Le landgrabbing : premières tensions géopolitiques dues au changement climatique ?

La mondialisation n’est pas un phénomène qui concerne uniquement les productions industrielles ou le développement des services. La réduction des temps de transport a aussi révolutionné le secteur agricole et ses processus de production, en rendant complémentaire, à la manière de la division internationale du travail pour l’industrie, des pays et régions plus qu’éloignés. Une mise en relation qui paraît cependant bien déséquilibrée.

Le landgrabbing désigne ainsi le phénomène selon lequel des pays, le plus souvent via des entreprises privées ou d’État, achètent ou louent à d’autres États souverains des terres arables, dont l’entièreté de la production sera destinée au pays propriétaire des terres. Si le concept fait penser aux « républiques bananières » d’Amérique centrale des années 50-60, il revient aujourd’hui sur le devant de la scène du fait des considérations grandissantes à propos du changement climatique.

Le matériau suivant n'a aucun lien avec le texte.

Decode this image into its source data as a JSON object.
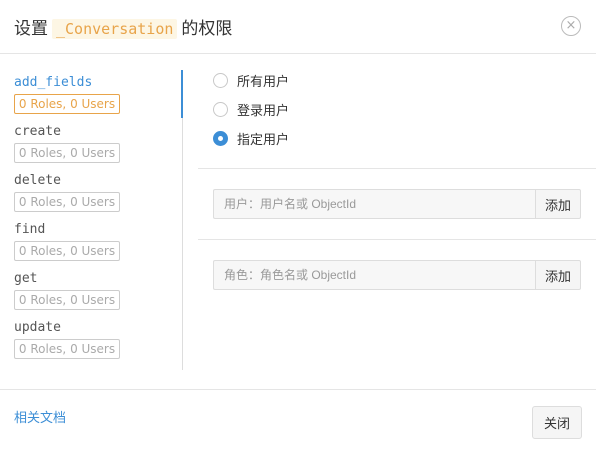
{
  "dialog": {
    "title_prefix": "设置",
    "class_name": "_Conversation",
    "title_suffix": "的权限",
    "close_glyph": "×"
  },
  "operations": [
    {
      "name": "add_fields",
      "badge": "0 Roles, 0 Users",
      "active": true
    },
    {
      "name": "create",
      "badge": "0 Roles, 0 Users",
      "active": false
    },
    {
      "name": "delete",
      "badge": "0 Roles, 0 Users",
      "active": false
    },
    {
      "name": "find",
      "badge": "0 Roles, 0 Users",
      "active": false
    },
    {
      "name": "get",
      "badge": "0 Roles, 0 Users",
      "active": false
    },
    {
      "name": "update",
      "badge": "0 Roles, 0 Users",
      "active": false
    }
  ],
  "access": {
    "options": [
      "所有用户",
      "登录用户",
      "指定用户"
    ],
    "selected_index": 2
  },
  "user_field": {
    "placeholder": "用户：用户名或 ObjectId",
    "value": "",
    "add_label": "添加"
  },
  "role_field": {
    "placeholder": "角色：角色名或 ObjectId",
    "value": "",
    "add_label": "添加"
  },
  "footer": {
    "doc_link": "相关文档",
    "close_label": "关闭"
  },
  "colors": {
    "accent": "#3c8ed6",
    "badge_active": "#e8a44a"
  }
}
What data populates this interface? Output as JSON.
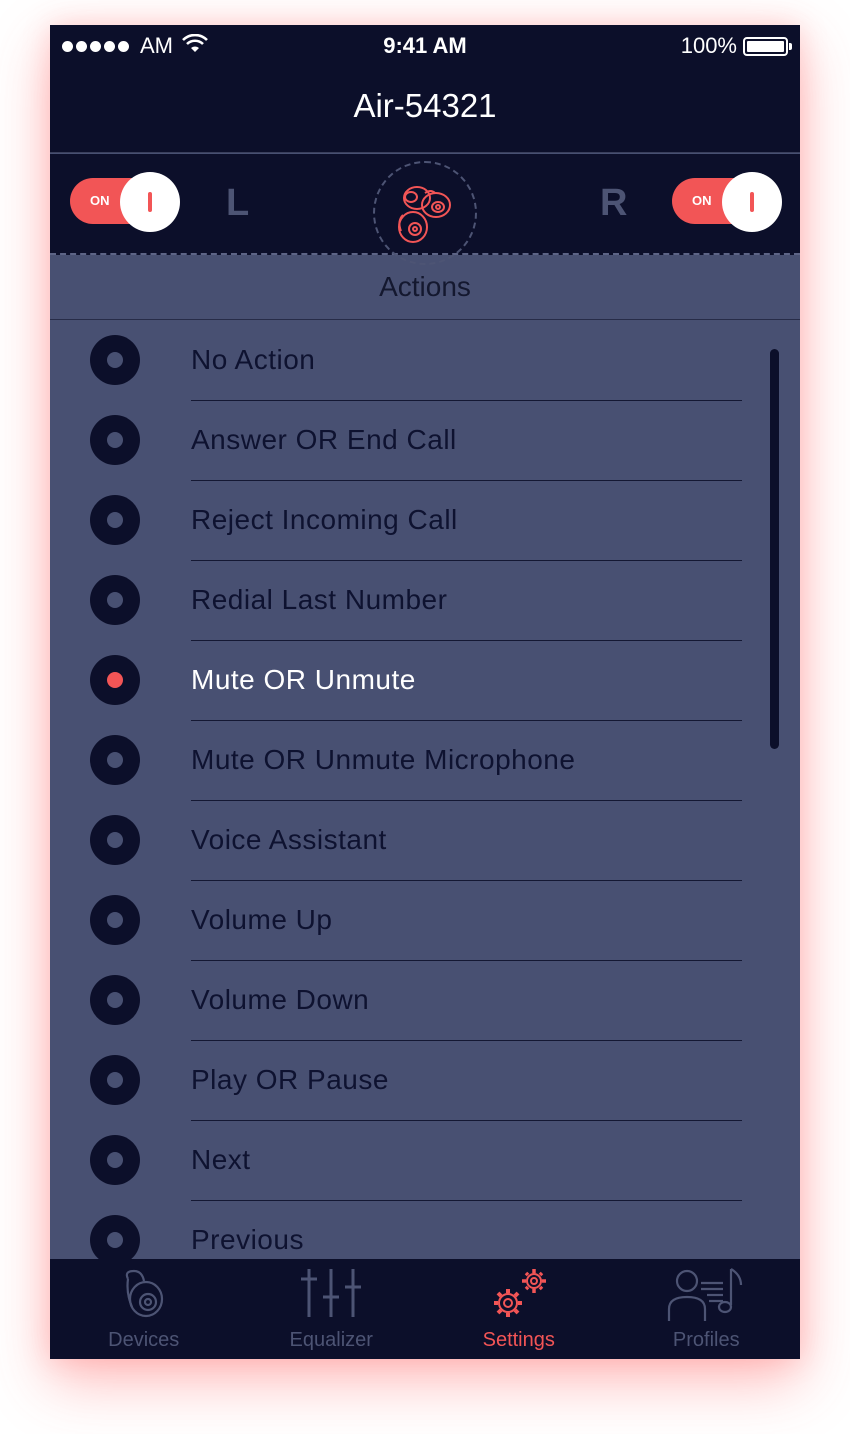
{
  "status_bar": {
    "carrier": "AM",
    "time": "9:41 AM",
    "battery": "100%"
  },
  "nav": {
    "title": "Air-54321"
  },
  "device": {
    "left_toggle": "ON",
    "right_toggle": "ON",
    "left_letter": "L",
    "right_letter": "R"
  },
  "actions": {
    "title": "Actions",
    "selected_index": 4,
    "items": [
      {
        "label": "No Action"
      },
      {
        "label": "Answer OR End Call"
      },
      {
        "label": "Reject Incoming Call"
      },
      {
        "label": "Redial Last Number"
      },
      {
        "label": "Mute OR Unmute"
      },
      {
        "label": "Mute OR Unmute Microphone"
      },
      {
        "label": "Voice Assistant"
      },
      {
        "label": "Volume Up"
      },
      {
        "label": "Volume Down"
      },
      {
        "label": "Play OR Pause"
      },
      {
        "label": "Next"
      },
      {
        "label": "Previous"
      }
    ]
  },
  "tabbar": {
    "items": [
      {
        "label": "Devices",
        "icon": "earbud-icon"
      },
      {
        "label": "Equalizer",
        "icon": "equalizer-icon"
      },
      {
        "label": "Settings",
        "icon": "gears-icon"
      },
      {
        "label": "Profiles",
        "icon": "profile-music-icon"
      }
    ],
    "active_index": 2
  },
  "colors": {
    "accent": "#f25556",
    "dark": "#0c0f2a",
    "panel": "#485072",
    "muted": "#4d5474"
  }
}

Des considérations qui in fine relèvent en fait d’un problématique de sécurité alimentaire, et qui concerne des pays aussi variés que la Chine, l’Inde (pollution des terres, pression démographique…), les pays du Golfe (sécheresse) ou encore le Japon (manque d’espace). Les pays hôtes ont eux en commun de posséder un système foncier très libéralisé ou assez peu réglementé, du fait d’une histoire souvent assez tourmentée. Ainsi de l’Afrique sub-saharienne (Soudan, Ethiopie…) ou de l’Amérique centrale (Argentine, Brésil…) qui ont vu leur système foncier familial ou villageois complètement bouleversé et libéralisé par les réformes structurelles du FMI (années 80), ou encore de l’Europe centrale et orientale (Ukraine notamment) où la décollectivisation a laissé derrière elle une structure agraire vierge de tout droit foncier. Les acteurs du landgrabbing, qui concernerait aujourd’hui près de 1% de la superficie agricole utile (SAU) mondiale, profitent aussi dans ces pays de systèmes politiques lâches et réputés pour la corruption qui y règne – en Afrique notamment – ou bien se révèlent opportunistes et spéculationnistes en rachetant à des prix intéressants des domaines familiaux sur le déclin avant d’y investir massivement (Argentine, Uruguay…)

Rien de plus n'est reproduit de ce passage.